Volvió a dejarme allí mientras iba a buscarme un sándwich mixto y una botella de agua que devoré. Devoré el sándwich, no la botella.
Bajamos para hacer el ingreso legalmente, por la puerta por donde salen y entran los pacientes, no la basura. A partir de ahí se repitió casi literalmente la secuencia de pruebas que me hicieron en la clínica privada. Ojos cerrados, martillazos, pinchazos, tensión, auscultar; añadiendo electrocardiograma y extracción de sangre. Me dejaron puesta una vía en el brazo derecho para futuros procedimientos.
Fue entonces cuando me dijeron que en lugar de quedarme en aquel hospital tendrían que trasladarme en ambulancia al de enfrente, donde se encuentra el departamento de neurología. Al estar ingresada no era posible el traslado en vehículo particular.
El conductor de la ambulancia apareció casi una hora después. Salimos a la calle caminando porque me pareció ridículo sentarme en una silla de ruedas, y más ridículo subir a la parte de atrás de la enorme UVI móvil. “Yo ahí no me subo, voy con usted de copiloto”. Y así llegué al segundo hospital, copilotando una UVI móvil a la una de la madrugada.
En recepción me colocaron una pulsera como las de los hoteles todo incluido, me acompañaron a la segunda planta donde me entregaron un pijama de rayas y abrieron la puerta de una habitación. Tan inocente de mí, pensé que iba a dormir sola conmigo misma. No, aquello era un hospital público. En aquella habitación había una señora de mi edad despeinada y un adolescente a los que despertamos al encender la luz principal.
Me hicieron la cama, me explicaron para qué servían unos cuantos interruptores y me dejaron allí con aquellos dos desconocidos. Alberto estuvo conmigo hasta ese momento, la una y veinte de la madrugada. Eso es un amigo y lo demás cuento.
Apagué todas las luces para dejar dormir a aquellos dos y me metí con mi bolso en el cuarto de baño a hacer recuento de mis pertenencias: dos teléfonos móviles cortos de batería, un cepillo de dientes de viaje, un mini tubo de pasta de dientes seca, una barra de labios de cacao, dos pañuelos de papel, los auriculares de mi iPhone, 25 euros en billetes y varias monedas que no conté para no hacer ruido, dos tarjetas de crédito, mi iPad, un ibuprofeno y las llaves de casa. Un kit de supervivencia que te cagas.
Me puse el pijama de rayas que misteriosamente era exactamente de mi talla, me lavé un poco, me sequé con servilletas de papel de un dispensador que encontré en la pared y fui hasta la cama tanteando el camino bajo una luz azul que iluminaba apenas la habitación.
Había un armario con dos puertas.
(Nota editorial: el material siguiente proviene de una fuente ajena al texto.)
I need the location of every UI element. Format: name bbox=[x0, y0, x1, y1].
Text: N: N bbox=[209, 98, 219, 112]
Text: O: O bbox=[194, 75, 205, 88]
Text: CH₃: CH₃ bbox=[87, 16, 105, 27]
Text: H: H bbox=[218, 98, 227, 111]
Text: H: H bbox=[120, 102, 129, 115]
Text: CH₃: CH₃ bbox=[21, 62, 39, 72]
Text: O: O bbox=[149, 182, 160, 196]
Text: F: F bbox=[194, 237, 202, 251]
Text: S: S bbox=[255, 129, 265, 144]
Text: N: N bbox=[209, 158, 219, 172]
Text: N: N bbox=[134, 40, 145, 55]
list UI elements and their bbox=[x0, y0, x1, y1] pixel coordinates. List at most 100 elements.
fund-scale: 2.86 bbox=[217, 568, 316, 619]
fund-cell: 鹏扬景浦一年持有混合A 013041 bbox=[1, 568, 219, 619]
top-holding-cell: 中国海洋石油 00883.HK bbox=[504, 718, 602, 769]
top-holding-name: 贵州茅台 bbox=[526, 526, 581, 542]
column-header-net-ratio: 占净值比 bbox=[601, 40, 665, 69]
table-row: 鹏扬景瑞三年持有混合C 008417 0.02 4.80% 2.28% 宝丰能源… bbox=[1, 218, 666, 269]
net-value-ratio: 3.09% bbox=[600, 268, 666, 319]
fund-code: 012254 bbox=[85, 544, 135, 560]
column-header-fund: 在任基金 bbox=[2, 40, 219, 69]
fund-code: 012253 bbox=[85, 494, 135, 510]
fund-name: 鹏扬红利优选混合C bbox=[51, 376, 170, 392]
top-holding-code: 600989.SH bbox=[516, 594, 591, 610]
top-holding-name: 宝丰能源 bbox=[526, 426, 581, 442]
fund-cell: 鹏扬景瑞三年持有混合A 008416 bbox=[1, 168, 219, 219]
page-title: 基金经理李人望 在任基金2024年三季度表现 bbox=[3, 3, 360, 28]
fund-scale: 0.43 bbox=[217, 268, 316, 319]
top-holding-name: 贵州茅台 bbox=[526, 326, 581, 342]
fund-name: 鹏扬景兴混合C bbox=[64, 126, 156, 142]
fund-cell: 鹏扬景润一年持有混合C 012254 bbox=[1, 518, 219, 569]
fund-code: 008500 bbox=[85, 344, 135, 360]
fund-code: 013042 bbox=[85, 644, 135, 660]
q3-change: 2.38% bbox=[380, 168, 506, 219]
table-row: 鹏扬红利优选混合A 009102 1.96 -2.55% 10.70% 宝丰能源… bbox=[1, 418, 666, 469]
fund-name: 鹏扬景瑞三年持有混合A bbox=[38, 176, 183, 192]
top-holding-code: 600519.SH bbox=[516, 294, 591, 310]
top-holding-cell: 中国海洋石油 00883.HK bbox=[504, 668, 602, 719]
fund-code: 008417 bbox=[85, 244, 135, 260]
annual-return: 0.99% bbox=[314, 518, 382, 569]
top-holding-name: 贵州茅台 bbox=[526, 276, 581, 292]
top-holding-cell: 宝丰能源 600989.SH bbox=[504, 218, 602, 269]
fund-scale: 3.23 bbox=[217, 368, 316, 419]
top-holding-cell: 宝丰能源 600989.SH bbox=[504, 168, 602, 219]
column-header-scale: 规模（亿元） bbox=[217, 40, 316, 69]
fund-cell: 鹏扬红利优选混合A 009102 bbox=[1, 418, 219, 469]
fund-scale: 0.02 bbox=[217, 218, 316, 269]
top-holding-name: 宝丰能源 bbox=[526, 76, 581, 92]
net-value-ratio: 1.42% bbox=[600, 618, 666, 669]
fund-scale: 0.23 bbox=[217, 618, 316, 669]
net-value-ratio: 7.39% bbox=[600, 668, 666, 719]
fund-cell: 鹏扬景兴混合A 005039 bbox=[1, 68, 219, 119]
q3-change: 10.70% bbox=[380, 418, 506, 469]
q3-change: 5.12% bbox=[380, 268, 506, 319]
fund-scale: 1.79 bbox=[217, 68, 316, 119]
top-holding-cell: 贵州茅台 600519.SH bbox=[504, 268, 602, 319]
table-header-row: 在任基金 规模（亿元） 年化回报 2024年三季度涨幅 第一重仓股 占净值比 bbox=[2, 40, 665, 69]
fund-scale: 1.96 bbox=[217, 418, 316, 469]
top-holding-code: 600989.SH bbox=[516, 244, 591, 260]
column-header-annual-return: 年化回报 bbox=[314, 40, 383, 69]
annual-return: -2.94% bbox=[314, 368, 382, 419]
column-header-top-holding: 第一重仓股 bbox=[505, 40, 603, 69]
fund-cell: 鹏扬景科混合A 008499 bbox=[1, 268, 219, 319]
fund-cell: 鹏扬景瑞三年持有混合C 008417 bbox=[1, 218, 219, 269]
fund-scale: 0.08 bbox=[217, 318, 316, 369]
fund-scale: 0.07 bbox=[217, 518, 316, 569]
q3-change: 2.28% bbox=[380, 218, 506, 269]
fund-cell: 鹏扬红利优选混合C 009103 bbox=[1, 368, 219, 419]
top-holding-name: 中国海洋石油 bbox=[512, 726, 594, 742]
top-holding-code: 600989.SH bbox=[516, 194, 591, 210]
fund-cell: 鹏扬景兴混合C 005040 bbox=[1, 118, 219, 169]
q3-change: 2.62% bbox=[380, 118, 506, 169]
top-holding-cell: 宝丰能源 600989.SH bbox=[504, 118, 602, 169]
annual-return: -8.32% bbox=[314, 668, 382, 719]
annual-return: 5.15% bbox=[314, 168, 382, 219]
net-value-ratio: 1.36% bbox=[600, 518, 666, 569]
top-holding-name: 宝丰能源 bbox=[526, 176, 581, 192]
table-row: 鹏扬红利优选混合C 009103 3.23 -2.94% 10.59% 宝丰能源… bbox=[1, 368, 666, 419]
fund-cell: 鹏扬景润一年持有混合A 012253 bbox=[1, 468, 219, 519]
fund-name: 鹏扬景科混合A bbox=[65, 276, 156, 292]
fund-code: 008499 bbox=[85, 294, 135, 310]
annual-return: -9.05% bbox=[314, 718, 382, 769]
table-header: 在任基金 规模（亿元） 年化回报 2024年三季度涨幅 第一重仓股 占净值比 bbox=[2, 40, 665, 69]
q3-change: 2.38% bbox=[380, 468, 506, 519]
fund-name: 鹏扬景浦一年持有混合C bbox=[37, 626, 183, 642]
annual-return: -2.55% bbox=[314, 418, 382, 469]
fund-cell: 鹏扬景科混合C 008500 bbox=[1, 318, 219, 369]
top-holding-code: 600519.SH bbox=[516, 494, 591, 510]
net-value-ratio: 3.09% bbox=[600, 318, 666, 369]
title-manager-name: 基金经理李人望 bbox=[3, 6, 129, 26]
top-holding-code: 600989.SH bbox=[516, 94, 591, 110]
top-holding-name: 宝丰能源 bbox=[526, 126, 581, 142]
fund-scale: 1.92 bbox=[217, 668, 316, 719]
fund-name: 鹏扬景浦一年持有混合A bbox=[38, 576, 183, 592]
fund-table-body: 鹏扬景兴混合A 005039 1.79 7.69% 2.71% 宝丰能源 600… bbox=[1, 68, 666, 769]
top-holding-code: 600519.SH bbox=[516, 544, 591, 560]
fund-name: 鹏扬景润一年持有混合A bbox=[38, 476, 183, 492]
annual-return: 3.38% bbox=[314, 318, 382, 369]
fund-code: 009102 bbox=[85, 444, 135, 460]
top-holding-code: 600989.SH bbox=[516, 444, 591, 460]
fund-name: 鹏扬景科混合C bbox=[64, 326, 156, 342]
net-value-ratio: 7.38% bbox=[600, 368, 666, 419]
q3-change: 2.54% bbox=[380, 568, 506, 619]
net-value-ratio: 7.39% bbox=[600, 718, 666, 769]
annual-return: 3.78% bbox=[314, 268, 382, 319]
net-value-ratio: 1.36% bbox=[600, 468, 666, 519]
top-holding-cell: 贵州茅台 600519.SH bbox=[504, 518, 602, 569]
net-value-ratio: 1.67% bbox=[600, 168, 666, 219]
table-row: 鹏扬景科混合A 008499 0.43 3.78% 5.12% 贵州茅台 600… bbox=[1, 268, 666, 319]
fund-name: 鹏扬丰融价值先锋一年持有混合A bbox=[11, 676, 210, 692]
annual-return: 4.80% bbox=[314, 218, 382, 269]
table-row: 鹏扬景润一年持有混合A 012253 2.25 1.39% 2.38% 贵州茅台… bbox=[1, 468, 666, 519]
Abrí una. Dentro no había nada, así que me apoderé de aquella nada para guardar mi ropa. El bolso lo escondí como pude en la mesilla de noche, por si me robaban aquellos dos desconocidos o cualquier otro desconocido que entrara durante la noche en la habitación.
Me metí en la cama. Aquellas sábanas almidonadas hacían un ruido atronador cada vez que me movía. Me acomodé y me dispuse a pasar el resto de la noche en una cama extraña con dos desconocidos.
Acabo de releer la última frase. Los dos desconocidos no estaban conmigo en la cama. La señora despeinada tenía su propia cama y el adolescente yacía sobre dos butacas enfrentadas.